The material from which the ampule is formed is a thermal plastic type polymer to allow formation of the ampule the configuration specified with required economic viability. The polymeric material must allow reasonable deformation and have sufficient coherence to allow pressurized expulsion of contained material and prevent rupture during the process. For practical utility the polymeric material must have resistance to common acids, bases, peroxides and organic compounds commonly packaged in ampules, while yet having a relatively low density to strength ratio, low thermal expansion and low permeability to gases. The polymer must have thermoplastic characteristics that provide plasticity sufficient for ampule formation in a lower temperature range with the plasticity varying somewhat directly with temperature over a substantial portion of that temperature range to allow use of the formation process disclosed.

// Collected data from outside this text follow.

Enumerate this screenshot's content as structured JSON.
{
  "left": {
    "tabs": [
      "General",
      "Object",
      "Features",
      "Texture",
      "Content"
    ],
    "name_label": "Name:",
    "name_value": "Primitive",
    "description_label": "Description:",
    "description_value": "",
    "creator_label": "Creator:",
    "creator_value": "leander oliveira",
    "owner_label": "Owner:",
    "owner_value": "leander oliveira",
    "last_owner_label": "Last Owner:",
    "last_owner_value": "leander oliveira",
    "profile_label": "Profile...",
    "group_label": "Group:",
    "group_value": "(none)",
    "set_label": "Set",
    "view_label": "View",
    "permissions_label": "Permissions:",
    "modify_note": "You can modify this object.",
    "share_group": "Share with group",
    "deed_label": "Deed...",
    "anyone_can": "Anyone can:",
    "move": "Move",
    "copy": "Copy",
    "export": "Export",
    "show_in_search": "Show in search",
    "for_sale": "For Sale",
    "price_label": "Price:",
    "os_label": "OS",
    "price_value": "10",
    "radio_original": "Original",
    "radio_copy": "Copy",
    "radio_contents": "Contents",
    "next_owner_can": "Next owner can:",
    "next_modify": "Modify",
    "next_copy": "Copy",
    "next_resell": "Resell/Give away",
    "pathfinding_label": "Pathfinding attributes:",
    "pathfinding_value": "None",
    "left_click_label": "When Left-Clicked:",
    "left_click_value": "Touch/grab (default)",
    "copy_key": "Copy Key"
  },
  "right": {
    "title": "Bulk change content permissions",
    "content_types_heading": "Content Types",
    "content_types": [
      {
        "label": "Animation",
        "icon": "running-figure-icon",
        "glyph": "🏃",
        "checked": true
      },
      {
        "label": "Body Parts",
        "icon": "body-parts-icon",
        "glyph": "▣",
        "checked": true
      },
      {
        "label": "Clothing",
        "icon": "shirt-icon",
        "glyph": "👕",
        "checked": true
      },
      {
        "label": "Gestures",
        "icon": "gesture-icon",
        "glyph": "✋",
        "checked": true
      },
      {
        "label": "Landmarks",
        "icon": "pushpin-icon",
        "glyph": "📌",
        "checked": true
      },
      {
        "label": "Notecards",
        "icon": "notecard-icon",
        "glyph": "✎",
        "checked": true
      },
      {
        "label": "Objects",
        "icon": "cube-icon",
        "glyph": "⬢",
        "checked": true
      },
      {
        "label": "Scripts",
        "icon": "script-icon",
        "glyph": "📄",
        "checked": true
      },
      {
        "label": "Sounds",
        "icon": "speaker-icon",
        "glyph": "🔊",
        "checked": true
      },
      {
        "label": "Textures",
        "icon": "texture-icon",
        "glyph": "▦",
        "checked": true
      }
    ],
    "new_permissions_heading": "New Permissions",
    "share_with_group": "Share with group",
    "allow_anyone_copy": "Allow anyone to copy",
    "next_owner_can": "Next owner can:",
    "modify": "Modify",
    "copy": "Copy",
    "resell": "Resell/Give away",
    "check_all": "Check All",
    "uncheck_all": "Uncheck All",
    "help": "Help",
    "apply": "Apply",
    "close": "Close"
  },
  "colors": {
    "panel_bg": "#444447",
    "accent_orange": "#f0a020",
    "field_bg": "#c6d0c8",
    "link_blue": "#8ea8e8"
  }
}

The spout provides an outwardly tapering angulated structure with a geometrically similar outwardly tapering channel defined therethrough to a sealed outer end portion. The spout may be opened by severing at various positions to provide selective orifice size and shape. The outermost end portion of the spout generally defines a channel tapering to approximately 0.01 inch by a thermal forming process as herein disclosed and thought to be novel. The tip portion of the spout may be provided with a fitting for attachment of a needle or various ancillary devices for dispersement of extruded material such as a brush, a valve, a roller ball or other similar device, for specific dispersement uses. The tip portion of the spout may be formed with one or more severable portions to provide a tear-off type seal at one or multiple axially spaced positions.
In contradistinction to forming processes for prior polymeric ampules and packages, the instant ampule is formed by pulling a thermally activated tubular blank of thermal plastic material to obtain the tapering spout configuration defining the similar tapering channel. An ampule blank is formed with the reservoir body and transition structure interconnecting a cylindrically tubular spout blank. The spout blank is heated in its medial portion to increase thermal activity in that area and the outer end of the spout blank is mechanically pulled away from the inner end which interconnects with the transition structure. As this occurs the tubular spout blank is elongated in its more plastic heated portion. As the spout blank elongates it narrows in diameter while yet maintaining its circular annular cross-sectional configuration with a proportionately sized channel of circular cross-section defined herein. It has been found that the disclosed pulling process maintains the proportional size and configuration of the channel of the tube with great integrity to diametrical sizes of 0.01 inch or less. The tube during or after the pulling process may be angulated from the axis of the original spout blank and the outer end portion of the channel sealed. The rearward reservoir body end opposite the spout may be left open and sealed in its initial formation process or it may be sealed after formation of the spout and the sealing of the spout channel if it be desired to fill the ampule from the rearward end.
It is not known that the instant drawing process of thermally activated tubular thermal plastic material has been used in forming ampules having an outwardly tapering spout of the instant type. It has not been possible to develop a cold drawing process by which a spout of the tapering nature here described may be formed in such a polymeric ampule.
My invention resides not in any one of these features individually, but rather in the synergistic combination of all of its structures and processes that give rise to the functions flowing therefrom as specified and claimed herein.